- Born: Alfred Attilio Checchi June 6, 1948 (age 77) Massachusetts, U.S.
- Education: Amherst College, Harvard Business School
- Occupations: Businessman, politician
- Spouse: Kathryn Checchi

= Al Checchi =

American businessman

Alfred Attilio Checchi (born June 6, 1948) is an American businessman who was a candidate for Governor of California in the 1998 gubernatorial election, losing to fellow Democrat Gray Davis in the June 1998 primary. Checchi finished in second place in the Democratic primary, capturing 12.49% of the vote. He ran as a New Democrat and called for increased spending on education. He set a new record at the time for spending in a California gubernatorial race, spending over $40 million of his personal fortune he acquired after selling off all assets owned by Northwest Airlines and leasing everything back out. He then took those millions and ran the costliest political campaign in California at that time. Checchi had previously enjoyed success in various business ventures, most notably serving as co-chairman of Northwest Airlines. He attended the Harvard School of Business. Checchi is married to his wife Kathryn and has 3 children.

==Early life==
Checchi was born on June 6, 1948, near Boston, Massachusetts. His grandfather ran the Elba Fruit Market, a grocery in Calais, Maine. Checchi is of Italian heritage. He was raised in the suburbs of Washington D.C. to middle-class parents where he attended Our Lady of Good Counsel. Checchi's father was the No. 3 man in the Food and Drug Administration from 1946 to 1960, and later ran an investment firm. Checchi began to think of running for public office when he was 12. At the age of 14, Checchi saw Martin Luther King Jr.'s "I Have a Dream" speech.

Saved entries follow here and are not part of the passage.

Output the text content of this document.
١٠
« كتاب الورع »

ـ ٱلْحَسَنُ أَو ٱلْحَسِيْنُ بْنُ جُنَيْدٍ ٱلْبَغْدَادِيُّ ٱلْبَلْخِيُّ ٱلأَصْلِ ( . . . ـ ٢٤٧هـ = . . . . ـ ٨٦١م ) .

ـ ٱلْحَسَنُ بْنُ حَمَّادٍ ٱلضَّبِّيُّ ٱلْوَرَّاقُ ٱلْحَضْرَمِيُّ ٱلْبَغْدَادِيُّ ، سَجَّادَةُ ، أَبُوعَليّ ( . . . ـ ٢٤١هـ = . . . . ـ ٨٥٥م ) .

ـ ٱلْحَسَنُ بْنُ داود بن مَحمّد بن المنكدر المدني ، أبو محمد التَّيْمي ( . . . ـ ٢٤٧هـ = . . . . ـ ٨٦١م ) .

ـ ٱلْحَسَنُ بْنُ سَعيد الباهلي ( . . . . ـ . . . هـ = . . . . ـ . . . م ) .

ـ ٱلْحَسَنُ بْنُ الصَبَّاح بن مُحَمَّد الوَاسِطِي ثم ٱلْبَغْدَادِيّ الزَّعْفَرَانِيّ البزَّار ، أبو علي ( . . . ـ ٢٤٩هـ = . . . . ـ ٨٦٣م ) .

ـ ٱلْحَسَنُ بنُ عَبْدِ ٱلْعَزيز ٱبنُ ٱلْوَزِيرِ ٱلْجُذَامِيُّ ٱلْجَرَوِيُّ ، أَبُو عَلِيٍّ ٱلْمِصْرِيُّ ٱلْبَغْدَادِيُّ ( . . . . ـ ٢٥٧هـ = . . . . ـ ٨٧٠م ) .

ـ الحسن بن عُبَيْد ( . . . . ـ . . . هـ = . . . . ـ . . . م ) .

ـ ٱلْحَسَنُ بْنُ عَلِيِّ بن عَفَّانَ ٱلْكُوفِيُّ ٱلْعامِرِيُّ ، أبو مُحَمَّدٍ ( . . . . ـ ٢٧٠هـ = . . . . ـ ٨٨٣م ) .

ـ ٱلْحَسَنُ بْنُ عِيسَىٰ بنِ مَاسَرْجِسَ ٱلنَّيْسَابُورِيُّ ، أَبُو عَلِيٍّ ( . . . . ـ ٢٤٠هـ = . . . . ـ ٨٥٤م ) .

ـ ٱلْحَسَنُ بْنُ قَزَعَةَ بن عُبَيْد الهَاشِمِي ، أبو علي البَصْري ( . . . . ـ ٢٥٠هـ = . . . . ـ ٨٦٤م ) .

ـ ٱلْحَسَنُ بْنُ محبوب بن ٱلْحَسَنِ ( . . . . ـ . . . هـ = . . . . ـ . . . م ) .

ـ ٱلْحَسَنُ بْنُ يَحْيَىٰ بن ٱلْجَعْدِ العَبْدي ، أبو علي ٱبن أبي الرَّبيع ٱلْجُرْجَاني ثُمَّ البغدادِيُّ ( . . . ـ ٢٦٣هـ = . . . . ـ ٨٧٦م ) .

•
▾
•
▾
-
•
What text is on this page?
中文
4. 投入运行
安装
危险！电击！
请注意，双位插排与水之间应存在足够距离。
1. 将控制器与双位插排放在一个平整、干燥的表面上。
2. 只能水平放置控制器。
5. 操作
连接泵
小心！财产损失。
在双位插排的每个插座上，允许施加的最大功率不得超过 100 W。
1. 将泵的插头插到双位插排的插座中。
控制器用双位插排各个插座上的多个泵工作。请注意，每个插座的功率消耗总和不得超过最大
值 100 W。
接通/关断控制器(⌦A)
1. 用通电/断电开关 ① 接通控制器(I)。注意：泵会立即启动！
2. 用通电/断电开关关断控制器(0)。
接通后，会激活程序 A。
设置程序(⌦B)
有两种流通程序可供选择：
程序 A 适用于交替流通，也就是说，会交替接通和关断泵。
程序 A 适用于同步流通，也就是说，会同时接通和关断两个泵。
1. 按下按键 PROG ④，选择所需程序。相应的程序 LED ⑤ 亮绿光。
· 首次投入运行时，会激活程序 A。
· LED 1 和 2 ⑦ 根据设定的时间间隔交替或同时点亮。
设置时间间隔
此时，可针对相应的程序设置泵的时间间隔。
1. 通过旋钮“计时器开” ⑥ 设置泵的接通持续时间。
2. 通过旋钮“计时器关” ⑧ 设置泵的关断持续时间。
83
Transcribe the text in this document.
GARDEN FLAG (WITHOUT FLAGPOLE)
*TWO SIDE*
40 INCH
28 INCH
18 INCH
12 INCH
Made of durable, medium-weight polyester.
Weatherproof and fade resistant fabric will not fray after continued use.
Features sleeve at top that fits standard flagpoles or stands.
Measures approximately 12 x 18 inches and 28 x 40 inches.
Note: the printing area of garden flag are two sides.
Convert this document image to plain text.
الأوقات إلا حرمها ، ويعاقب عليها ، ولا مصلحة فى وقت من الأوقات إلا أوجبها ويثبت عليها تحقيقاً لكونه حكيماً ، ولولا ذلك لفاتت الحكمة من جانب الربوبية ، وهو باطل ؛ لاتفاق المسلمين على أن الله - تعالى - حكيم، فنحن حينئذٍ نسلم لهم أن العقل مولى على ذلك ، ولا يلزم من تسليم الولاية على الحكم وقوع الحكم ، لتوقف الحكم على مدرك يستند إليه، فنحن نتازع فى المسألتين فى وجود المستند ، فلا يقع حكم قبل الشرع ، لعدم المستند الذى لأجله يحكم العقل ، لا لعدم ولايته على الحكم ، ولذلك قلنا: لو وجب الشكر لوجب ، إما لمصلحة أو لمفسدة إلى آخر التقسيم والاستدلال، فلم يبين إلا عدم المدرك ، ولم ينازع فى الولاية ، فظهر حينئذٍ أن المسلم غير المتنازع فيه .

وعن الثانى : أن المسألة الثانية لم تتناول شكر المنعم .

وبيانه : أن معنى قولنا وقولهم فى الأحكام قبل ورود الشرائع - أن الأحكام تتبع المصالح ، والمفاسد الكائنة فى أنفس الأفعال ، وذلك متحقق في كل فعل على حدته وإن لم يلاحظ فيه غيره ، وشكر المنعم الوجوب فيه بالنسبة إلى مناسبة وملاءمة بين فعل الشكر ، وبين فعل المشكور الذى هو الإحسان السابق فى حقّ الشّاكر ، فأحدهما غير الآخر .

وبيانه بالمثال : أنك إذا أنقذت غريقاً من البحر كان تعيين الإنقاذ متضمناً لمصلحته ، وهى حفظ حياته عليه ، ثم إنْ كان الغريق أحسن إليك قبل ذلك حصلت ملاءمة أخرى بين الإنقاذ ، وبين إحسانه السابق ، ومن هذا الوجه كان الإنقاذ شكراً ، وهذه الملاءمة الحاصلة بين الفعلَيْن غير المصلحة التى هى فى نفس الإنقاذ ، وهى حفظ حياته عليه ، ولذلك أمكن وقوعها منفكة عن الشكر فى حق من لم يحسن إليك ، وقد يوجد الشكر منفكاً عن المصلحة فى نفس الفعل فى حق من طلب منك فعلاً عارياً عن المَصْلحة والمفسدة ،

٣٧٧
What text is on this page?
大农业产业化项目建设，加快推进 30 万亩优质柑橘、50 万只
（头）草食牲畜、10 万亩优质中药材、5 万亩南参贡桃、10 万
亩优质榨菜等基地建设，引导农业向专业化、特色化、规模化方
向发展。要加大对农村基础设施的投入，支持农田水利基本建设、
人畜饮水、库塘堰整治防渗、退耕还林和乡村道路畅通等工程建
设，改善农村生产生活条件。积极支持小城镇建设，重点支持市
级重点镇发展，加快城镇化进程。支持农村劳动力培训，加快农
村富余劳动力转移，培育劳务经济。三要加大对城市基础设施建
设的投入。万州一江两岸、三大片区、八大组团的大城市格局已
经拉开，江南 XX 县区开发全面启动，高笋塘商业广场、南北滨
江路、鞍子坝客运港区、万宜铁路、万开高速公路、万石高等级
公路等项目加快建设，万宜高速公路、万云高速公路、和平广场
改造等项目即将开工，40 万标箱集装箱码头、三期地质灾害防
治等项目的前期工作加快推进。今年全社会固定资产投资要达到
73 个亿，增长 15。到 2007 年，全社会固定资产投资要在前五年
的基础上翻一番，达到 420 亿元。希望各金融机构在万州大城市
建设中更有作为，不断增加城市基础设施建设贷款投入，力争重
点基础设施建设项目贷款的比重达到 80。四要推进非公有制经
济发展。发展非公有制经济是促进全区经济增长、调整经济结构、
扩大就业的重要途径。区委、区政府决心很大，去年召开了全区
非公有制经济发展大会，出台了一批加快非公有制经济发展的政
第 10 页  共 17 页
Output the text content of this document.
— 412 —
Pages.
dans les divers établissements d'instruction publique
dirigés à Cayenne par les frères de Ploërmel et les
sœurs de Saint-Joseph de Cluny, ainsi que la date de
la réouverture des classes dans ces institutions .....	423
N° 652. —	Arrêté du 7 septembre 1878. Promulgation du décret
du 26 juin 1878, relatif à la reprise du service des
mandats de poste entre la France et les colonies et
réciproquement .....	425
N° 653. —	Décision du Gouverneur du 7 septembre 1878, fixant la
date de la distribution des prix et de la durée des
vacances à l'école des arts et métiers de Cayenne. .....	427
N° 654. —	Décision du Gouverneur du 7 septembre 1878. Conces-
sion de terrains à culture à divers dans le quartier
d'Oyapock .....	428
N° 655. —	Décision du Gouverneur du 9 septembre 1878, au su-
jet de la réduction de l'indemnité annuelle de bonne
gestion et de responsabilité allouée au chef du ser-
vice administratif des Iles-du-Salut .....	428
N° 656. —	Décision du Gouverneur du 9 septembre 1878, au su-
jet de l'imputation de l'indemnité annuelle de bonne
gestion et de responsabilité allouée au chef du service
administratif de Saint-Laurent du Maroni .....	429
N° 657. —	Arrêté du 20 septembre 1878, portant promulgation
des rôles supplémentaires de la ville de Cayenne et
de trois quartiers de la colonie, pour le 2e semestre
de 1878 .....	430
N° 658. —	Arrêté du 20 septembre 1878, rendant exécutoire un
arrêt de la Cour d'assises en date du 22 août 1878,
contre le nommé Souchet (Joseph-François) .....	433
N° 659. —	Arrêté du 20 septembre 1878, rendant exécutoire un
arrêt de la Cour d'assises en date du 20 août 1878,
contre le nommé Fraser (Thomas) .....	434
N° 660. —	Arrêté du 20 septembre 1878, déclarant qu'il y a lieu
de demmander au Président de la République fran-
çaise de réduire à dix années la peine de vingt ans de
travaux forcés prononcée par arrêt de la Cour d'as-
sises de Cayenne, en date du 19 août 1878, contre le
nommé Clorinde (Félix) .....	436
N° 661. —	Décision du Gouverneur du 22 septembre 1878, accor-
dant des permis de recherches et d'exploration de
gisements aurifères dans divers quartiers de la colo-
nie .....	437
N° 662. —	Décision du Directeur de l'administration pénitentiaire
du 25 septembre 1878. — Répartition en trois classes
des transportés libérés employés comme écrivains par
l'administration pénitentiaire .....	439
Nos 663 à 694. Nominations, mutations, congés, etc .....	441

Checchi attended Amherst College in Massachusetts because he heard it was the most difficult to get into; he graduated in 1970 with an American studies major. He completed a Master of Business Administration at Harvard School of Business.

==Business career==
Checchi first worked at Marriott Corporation where he rose quickly due to clever financing for hotel developments at home and abroad. In his 30s, he helped the Bass brothers of Texas acquire a 25% stake in Disney, earning a reported $50 million in the process. In 1989, Checchi helped organize a $3.65 billion leveraged buyout of Minnesota-based Northwest Airlines, investing about $12 million in the transaction. From 1989 to 1993, he served as co-chairman of Northwest Airlines. Checchi's critics claim he moved the company near bankruptcy, forced $800 million in union concessions, and worked to gain $837 million in state and local bonds, subsidies and tax credits, while earning $32 million for his outside firm. Checchi counters that he protected the company from asset strippers and he helped triple the value of Northwest Airlines stock. He amassed a net worth of around $700 million.

==Run for Governor==

===Political positions===
Checchi was a New Democrat, liberal on social issues and conservative on fiscal ones. He campaigned on increasing investing on education, making a 10% across-the-board cut in all state bureaucracies to pay for more teachers, computers, books, universal preschool and after-school programs. He called for teachers to be tested every five years and to expand charter schools. Checchi opposed Proposition 187 because it cut benefits to children of illegal immigrants and called for the prosecution of businesses that hire undocumented workers. Checchi wanted to extend the death penalty to cover serial rapists and repeat child molesters, and he wanted a drug rehabilitation programs for the state's prisoners, with release contingent on a drug-free record. Checchi supported regional planning for growth, financial incentives to stimulate housing, and he promised to cut auto insurance rates by 10 percent. Raising California's pupil spending to the national average. He supports abortion rights for women and parental consent legislation for teenagers seeking abortions. He released a 90-page book detailing his policies and political positions.

Prior to his run for governor, Checchi had voted in 2 of the last 6 elections.

===The race===

Checchi spent over $40 million from his personal fortune on his run for governor. Checchi's campaign featured numerous television ads and high priced political advisors and included a television ad that highlighted his Italian American heritage. Other ads highlighted his business experience. One ad featured children struggling to pronounce his name ("Check-ee").

Checchi ran against Lieutenant Governor Gray Davis and US Congresswoman Jane Harman. Checchi led in early polls. Checchi outspent Davis by $33 million and Harman by $25 million. He set a new record at the time for spending in a California gubernatorial race. Checchi came in second in the Democratic primary held on June 2, 1998, with 12.49% of the vote.

As of 2011, Checchi is a registered independent, critical of both major parties.